A llegado la línea roja, esa frontera cuyas condiciones son temidas del uno al otro confín, como diría el poeta Espronceda mientras cantaba. Vista la disposición de la población, en no pocas ocasiones poco dispuesta a la defensa, uno entiende que los pueblos rivalizarán para poseer tan valiosa joya, la vacuna, capaz de descubrirse dentro de sus fronteras. Entre ellos se entabla la guerra por la búsqueda de una solución con una pregunta que pesa sobre las demás: ¿Quién decide quién va a vivir? ¿Quién decide quién va a morir? Vistas como están las cosas y cual es la situación actual, uno sospecha cuál será el desenlace, un pandemonium con todo el mundo en busca de la salvación por sí mismo, como un ascua separada de la hoguera.

Vistos los números de última hora, Euskadi acaba de comprobar que el coronavirus se salta las barreras con facilidad. No porque sus habitantes sean, seamos, ciudadanía frágil en la defensa, sino porque es un pueblo que avanza a base de relaciones, y las relaciones, en las actuales circunstancias, son casi una quimera si uno quiere salir del embrollo con las manos limpias y los análisis impolutos.

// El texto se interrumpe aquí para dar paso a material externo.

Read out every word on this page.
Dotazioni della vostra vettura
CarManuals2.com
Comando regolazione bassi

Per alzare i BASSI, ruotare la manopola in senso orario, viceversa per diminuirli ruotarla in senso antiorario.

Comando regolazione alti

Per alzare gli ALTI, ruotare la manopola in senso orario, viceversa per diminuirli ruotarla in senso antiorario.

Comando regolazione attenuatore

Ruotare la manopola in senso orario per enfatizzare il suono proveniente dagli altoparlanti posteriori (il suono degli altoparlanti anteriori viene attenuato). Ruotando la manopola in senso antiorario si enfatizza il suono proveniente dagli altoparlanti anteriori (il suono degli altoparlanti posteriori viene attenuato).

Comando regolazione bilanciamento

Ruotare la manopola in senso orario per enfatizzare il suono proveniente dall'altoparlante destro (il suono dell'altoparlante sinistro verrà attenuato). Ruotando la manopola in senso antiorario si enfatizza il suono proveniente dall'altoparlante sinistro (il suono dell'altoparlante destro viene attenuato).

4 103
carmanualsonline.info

Vista la costumbre y la realidad, acercarse a la barra de un bar ha perdido esa aura mágica que tanto nos atraía. Tanto que hemos llegado al punto de acercarnos a pedir un zurito con la misma precaución que un cirujano pide unas pinzas desinfectadas en medio de la intervención. Está escrito en el libro de nuestro porvenir que no hay salida para la vida en común a la que estábamos acostumbrados. Los números cantan, nos advierten los gobernantes, visto el incremento de contagios. Casi sería mejor decir que los números lloran, porque la hostelería hace cuentas con un rictus de pavor en el rostro. Intuyen que más pronto que tarde vendrán a decirnos que se acabó la fiesta, que no habrá permiso para cruzar a las tierras de la celebración con un brindis y un puñado de abrazos.